In Kentucky law, school districts can use any part of those resources to pay any part of their costs for teaching, learning, and operations. Or, to say it another way, these three flexible parts do not come with “earmarks” requiring districts to account for how each dollar was used to provide a required service. In contrast, other parts of the state education budget do come with strings attached, requiring those dollars to be spent on reading interventions, preschool services, facilities, and other specifics.
Taking the three parts together, total SEEK funding with flexibility will also decline from FY 2024 to FY 2026 under the current HB 6.
The increased transportation funding is a very positive thing. In FY 2026, the appropriation will cover full cost of school transportation for the first time in many years. Resuming full funding is an important element of the Big Bold Ask. It’s a stand-out improvement proposed in the current HB 6.
The transportation increase will balance out some of the decline in SEEK base and Tier 1, but not all of it. Looking at the three lines together, districts stand to receive fewer flexible SEEK dollars in FY 2026 than they are getting in current FY 2024.

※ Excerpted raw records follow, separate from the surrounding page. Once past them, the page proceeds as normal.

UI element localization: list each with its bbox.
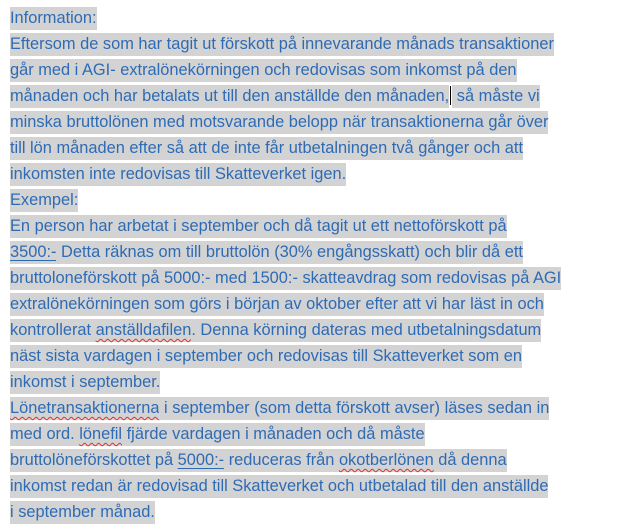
underlined-amount: 5000:- [178,449,224,472]
paragraph-text: inkomst redan är redovisad till Skatteverket och utbetalad till den anställde [10,475,548,498]
paragraph-text: inkomsten inte redovisas till Skatteverket igen. [10,163,346,186]
text-line [10,291,616,317]
text-line [10,343,616,369]
text-line [10,31,616,57]
paragraph-text: näst sista vardagen i september och redovisas till Skatteverket som en [10,345,522,368]
text-line [10,83,616,109]
paragraph-text: extralönekörningen som görs i början av oktober efter att vi har läst in och [10,293,544,316]
text-line [10,421,616,447]
heading-example: Exempel: [10,189,78,212]
spellcheck-word: Lönetransaktionerna [10,397,159,420]
paragraph-text: till lön månaden efter så att de inte får utbetalningen två gånger och att [10,137,523,160]
text-line [10,161,616,187]
paragraph-text: i september månad. [10,501,155,524]
underlined-amount: 3500:- [10,241,56,264]
heading-example-line [10,187,616,213]
paragraph-text: inkomst i september. [10,371,160,394]
paragraph-text: i september (som detta förskott avser) läses sedan in [159,397,549,420]
spellcheck-word: okotberlönen [339,449,434,472]
paragraph-text: så måste vi [452,85,539,108]
text-line [10,109,616,135]
paragraph-text: då denna [434,449,507,472]
document-body[interactable] [10,5,616,525]
text-line [10,239,616,265]
paragraph-text: fjärde vardagen i månaden och då måste [122,423,425,446]
paragraph-text: Eftersom de som har tagit ut förskott på innevarande månads transaktioner [10,33,554,56]
text-line [10,265,616,291]
paragraph-text: En person har arbetat i september och då tagit ut ett nettoförskott på [10,215,507,238]
heading-information: Information: [10,7,97,30]
text-line [10,369,616,395]
paragraph-text: minska bruttolönen med motsvarande belopp när transaktionerna går över [10,111,548,134]
text-line [10,135,616,161]
text-line [10,213,616,239]
paragraph-text: . Denna körning dateras med utbetalningsdatum [191,319,541,342]
text-line [10,395,616,421]
paragraph-text: Detta räknas om till bruttolön (30% engångsskatt) och blir då ett [56,241,522,264]
paragraph-text: bruttoloneförskott på 5000:- med 1500:- skatteavdrag som redovisas på AGI [10,267,561,290]
paragraph-text: går med i AGI- extralönekörningen och redovisas som inkomst på den [10,59,517,82]
spellcheck-word: lönefil [79,423,122,446]
spellcheck-word: anställdafilen [96,319,192,342]
paragraph-text: med ord. [10,423,79,446]
heading-information-line [10,5,616,31]
paragraph-text: månaden och har betalats ut till den anställde den månaden, [10,85,449,108]
paragraph-text: bruttolöneförskottet på [10,449,178,472]
text-line [10,317,616,343]
text-line [10,499,616,525]
text-line [10,473,616,499]
text-line [10,447,616,473]
paragraph-text: kontrollerat [10,319,96,342]
paragraph-text: reduceras från [224,449,339,472]
text-line [10,57,616,83]
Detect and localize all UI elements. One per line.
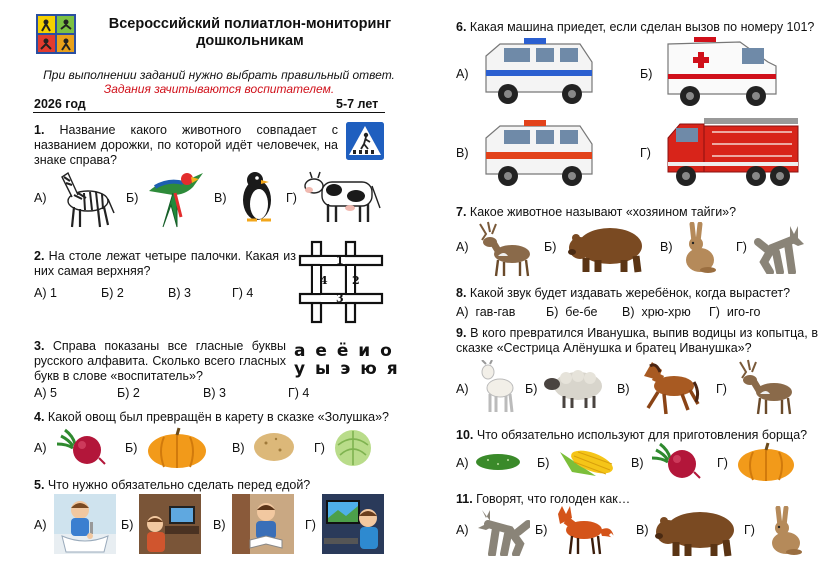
q3-option-d[interactable]: Г) 4: [288, 386, 310, 400]
q6-option-b[interactable]: Б): [640, 67, 653, 81]
watching-tv-icon[interactable]: [139, 494, 201, 554]
q1-option-b[interactable]: Б): [126, 191, 139, 205]
q9-option-a[interactable]: А): [456, 382, 469, 396]
bear-icon[interactable]: [566, 220, 648, 274]
instruction-text: При выполнении заданий нужно выбрать правильный ответ.: [43, 68, 395, 82]
stick-label-1: 1: [336, 254, 344, 267]
q11-option-a[interactable]: А): [456, 523, 469, 537]
question-10: [456, 428, 826, 443]
question-number: 4.: [34, 410, 45, 424]
stick-label-3: 3: [336, 292, 344, 305]
q8-option-b[interactable]: Б) бе-бе: [546, 305, 598, 319]
q6-option-d[interactable]: Г): [640, 146, 651, 160]
q4-option-d[interactable]: Г): [314, 441, 325, 455]
q9-option-c[interactable]: В): [617, 382, 630, 396]
potato-icon[interactable]: [252, 430, 296, 464]
question-text: Какое животное называют «хозяином тайги»?: [469, 205, 737, 219]
police-car-icon[interactable]: [480, 34, 598, 110]
hare-icon[interactable]: [678, 222, 718, 274]
question-text: Какой звук будет издавать жеребёнок, когда вырастет?: [469, 286, 791, 300]
header-divider: [33, 112, 385, 113]
wolf-icon[interactable]: [474, 506, 530, 556]
question-number: 2.: [34, 249, 45, 263]
question-text: На столе лежат четыре палочки. Какая из них самая верхняя?: [34, 249, 296, 278]
q1-option-a[interactable]: А): [34, 191, 47, 205]
question-number: 9.: [456, 326, 467, 340]
sticks-puzzle: [298, 240, 384, 324]
question-text: Говорят, что голоден как…: [476, 492, 631, 506]
question-9: [456, 326, 818, 356]
question-text: Какая машина приедет, если сделан вызов по номеру 101?: [469, 20, 815, 34]
age-label: 5-7 лет: [336, 97, 379, 111]
question-number: 10.: [456, 428, 474, 442]
stick-label-2: 2: [352, 274, 360, 287]
question-number: 3.: [34, 339, 45, 353]
vowels-row-1: а е ё и о: [294, 341, 394, 361]
question-text: Справа показаны все гласные буквы русского алфавита. Сколько всего гласных букв в слове «воспитатель»?: [34, 339, 286, 383]
question-3: [34, 339, 286, 384]
penguin-icon[interactable]: [235, 168, 281, 224]
q8-option-a[interactable]: А) гав-гав: [456, 305, 516, 319]
title-line-1: Всероссийский полиатлон-мониторинг: [108, 16, 392, 32]
q9-option-b[interactable]: Б): [525, 382, 538, 396]
note-text: Задания зачитываются воспитателем.: [103, 82, 335, 96]
q10-option-a[interactable]: А): [456, 456, 469, 470]
question-number: 1.: [34, 123, 45, 137]
reindeer-icon[interactable]: [734, 358, 796, 416]
question-7: [456, 205, 826, 220]
q5-option-d[interactable]: Г): [305, 518, 316, 532]
question-4: [34, 410, 394, 425]
q2-option-b[interactable]: Б) 2: [101, 286, 124, 300]
question-11: [456, 492, 826, 507]
ambulance-icon[interactable]: [664, 34, 782, 110]
question-number: 8.: [456, 286, 467, 300]
q3-option-a[interactable]: А) 5: [34, 386, 57, 400]
reindeer-icon[interactable]: [474, 220, 534, 278]
question-text: В кого превратился Иванушка, выпив водицы из копытца, в сказке «Сестрица Алёнушка и братец Иванушка»?: [456, 326, 818, 355]
question-number: 11.: [456, 492, 473, 506]
fire-truck-icon[interactable]: [664, 114, 802, 192]
question-1: [34, 123, 338, 168]
question-text: Что обязательно используют для приготовления борща?: [476, 428, 808, 442]
question-8: [456, 286, 826, 301]
q10-option-c[interactable]: В): [631, 456, 644, 470]
bear-icon[interactable]: [654, 504, 740, 558]
pumpkin-icon[interactable]: [146, 427, 208, 469]
q9-option-d[interactable]: Г): [716, 382, 727, 396]
q7-option-b[interactable]: Б): [544, 240, 557, 254]
q7-option-d[interactable]: Г): [736, 240, 747, 254]
beet-icon[interactable]: [55, 426, 107, 466]
q6-option-c[interactable]: В): [456, 146, 469, 160]
q5-option-b[interactable]: Б): [121, 518, 134, 532]
q8-option-d[interactable]: Г) иго-го: [709, 305, 761, 319]
question-text: Название какого животного совпадает с названием дорожки, по которой идёт человечек, на знаке справа?: [34, 123, 338, 167]
q7-option-c[interactable]: В): [660, 240, 673, 254]
computer-game-icon[interactable]: [322, 494, 384, 554]
q1-option-c[interactable]: В): [214, 191, 227, 205]
q11-option-b[interactable]: Б): [535, 523, 548, 537]
cucumber-icon[interactable]: [474, 450, 522, 474]
q4-option-c[interactable]: В): [232, 441, 245, 455]
logo: [36, 14, 76, 54]
question-number: 6.: [456, 20, 467, 34]
q2-option-d[interactable]: Г) 4: [232, 286, 254, 300]
q8-option-c[interactable]: В) хрю-хрю: [622, 305, 691, 319]
wolf-icon[interactable]: [754, 222, 806, 274]
page-title: [80, 16, 420, 50]
q3-option-b[interactable]: Б) 2: [117, 386, 140, 400]
stick-label-4: 4: [320, 274, 328, 287]
cow-icon[interactable]: [304, 168, 386, 224]
question-5: [34, 478, 394, 493]
corn-icon[interactable]: [556, 442, 618, 482]
q3-option-c[interactable]: В) 3: [203, 386, 226, 400]
sheep-icon[interactable]: [542, 366, 606, 410]
question-text: Что нужно обязательно сделать перед едой?: [47, 478, 311, 492]
zebra-icon[interactable]: [52, 165, 118, 229]
q11-option-c[interactable]: В): [636, 523, 649, 537]
gas-service-car-icon[interactable]: [480, 114, 598, 192]
q2-option-c[interactable]: В) 3: [168, 286, 191, 300]
q5-option-c[interactable]: В): [213, 518, 226, 532]
q5-option-a[interactable]: А): [34, 518, 47, 532]
instructions: [24, 68, 414, 96]
reading-book-icon[interactable]: [232, 494, 294, 554]
horse-icon[interactable]: [636, 358, 700, 416]
question-6: [456, 20, 826, 35]
year-label: 2026 год: [34, 97, 86, 111]
q6-option-a[interactable]: А): [456, 67, 469, 81]
vowels-row-2: у ы э ю я: [294, 359, 400, 379]
question-number: 7.: [456, 205, 467, 219]
hare-icon[interactable]: [764, 506, 804, 556]
q10-option-d[interactable]: Г): [717, 456, 728, 470]
goat-icon[interactable]: [476, 360, 516, 414]
fox-icon[interactable]: [552, 504, 616, 556]
q4-option-a[interactable]: А): [34, 441, 47, 455]
pedestrian-crossing-sign-icon: [345, 121, 385, 161]
q2-option-a[interactable]: А) 1: [34, 286, 57, 300]
q11-option-d[interactable]: Г): [744, 523, 755, 537]
parrot-icon[interactable]: [145, 165, 205, 229]
beet-icon[interactable]: [650, 440, 702, 480]
question-2: [34, 249, 296, 279]
q4-option-b[interactable]: Б): [125, 441, 138, 455]
question-text: Какой овощ был превращён в карету в сказке «Золушка»?: [47, 410, 389, 424]
q7-option-a[interactable]: А): [456, 240, 469, 254]
q1-option-d[interactable]: Г): [286, 191, 297, 205]
question-number: 5.: [34, 478, 45, 492]
washing-hands-icon[interactable]: [54, 494, 116, 554]
q10-option-b[interactable]: Б): [537, 456, 550, 470]
cabbage-icon[interactable]: [332, 427, 374, 467]
pumpkin-icon[interactable]: [736, 442, 796, 482]
title-line-2: дошкольникам: [196, 33, 304, 49]
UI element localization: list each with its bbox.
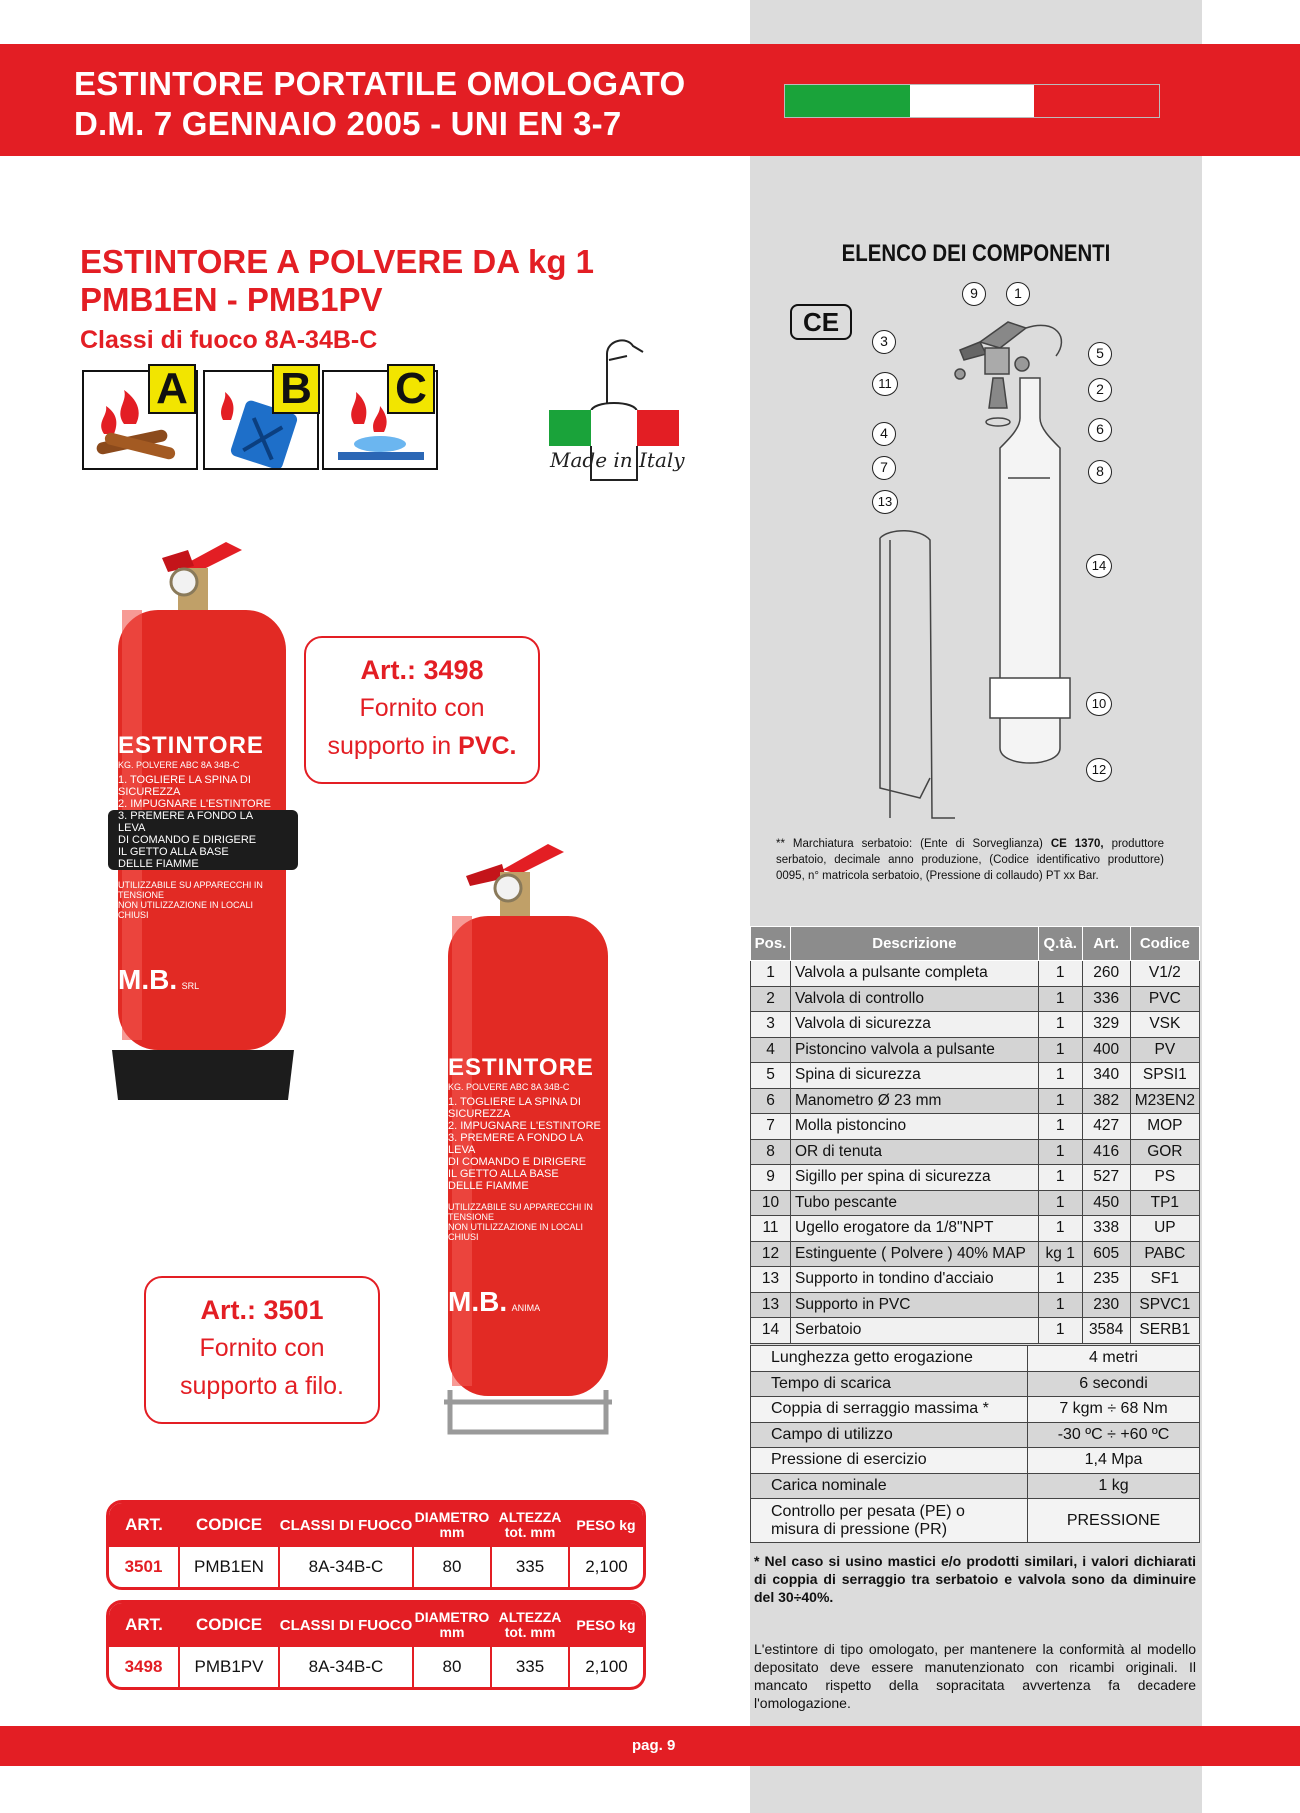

These flexible SEEK dollars matter because they are available for any school need. For example, these are the only three state budget line items that can be used to improve districtwide salary scales, recruit new staff, and financially reward current hard-working educators for the extraordinarily challenging work we ask them to take on.
4. Grand total SEEK funding will rise a bit more than $26 million
There’s one more way to talk about SEEK. In state budget bills, the Department of Education has three numbered sections, starting with “1. Support Education Excellence Kentucky.” That section includes the flexible line items just discussed, and it also includes funding that is legally committed to teachers’ retirement, school facilities, and a few smaller items. Here’s a table showing them all.
The grand total will increase by $26.4 million, meaning that the state will spend more in this budget section in FY 2026 than it is planning to spend in the current FY 2024.
A Concluding Note
One question – How will HB 6 affect SEEK? – has four possible answers. Under the House Committee Substitute, the guarantee per student will rise, base dollars will decline, total flexible funding will decline, and the grand total budget section will increase.
Ideally, this explainer will lead readers to ask follow-up questions about what this budget will make possible for Kentucky’s students.
Some of the follow-up questions can be about whether these dollars enable adjustments to the salaries paid to teachers and other education staff. With the flexible dollars are going down, it’s hard to say the bill provides state funding to strengthen those payrolls. That can be true even while we are celebrating the transportation boost and being glad to see the increases for retirement and facilities.
There can be many other questions, and then there should be one essential question beneath all the others: how well will these dollars, in concert with local and federal funds, help Kentucky build a big bold future, both for individual students and for the entire commonwealth? That’s the right puzzle for all of us to consider.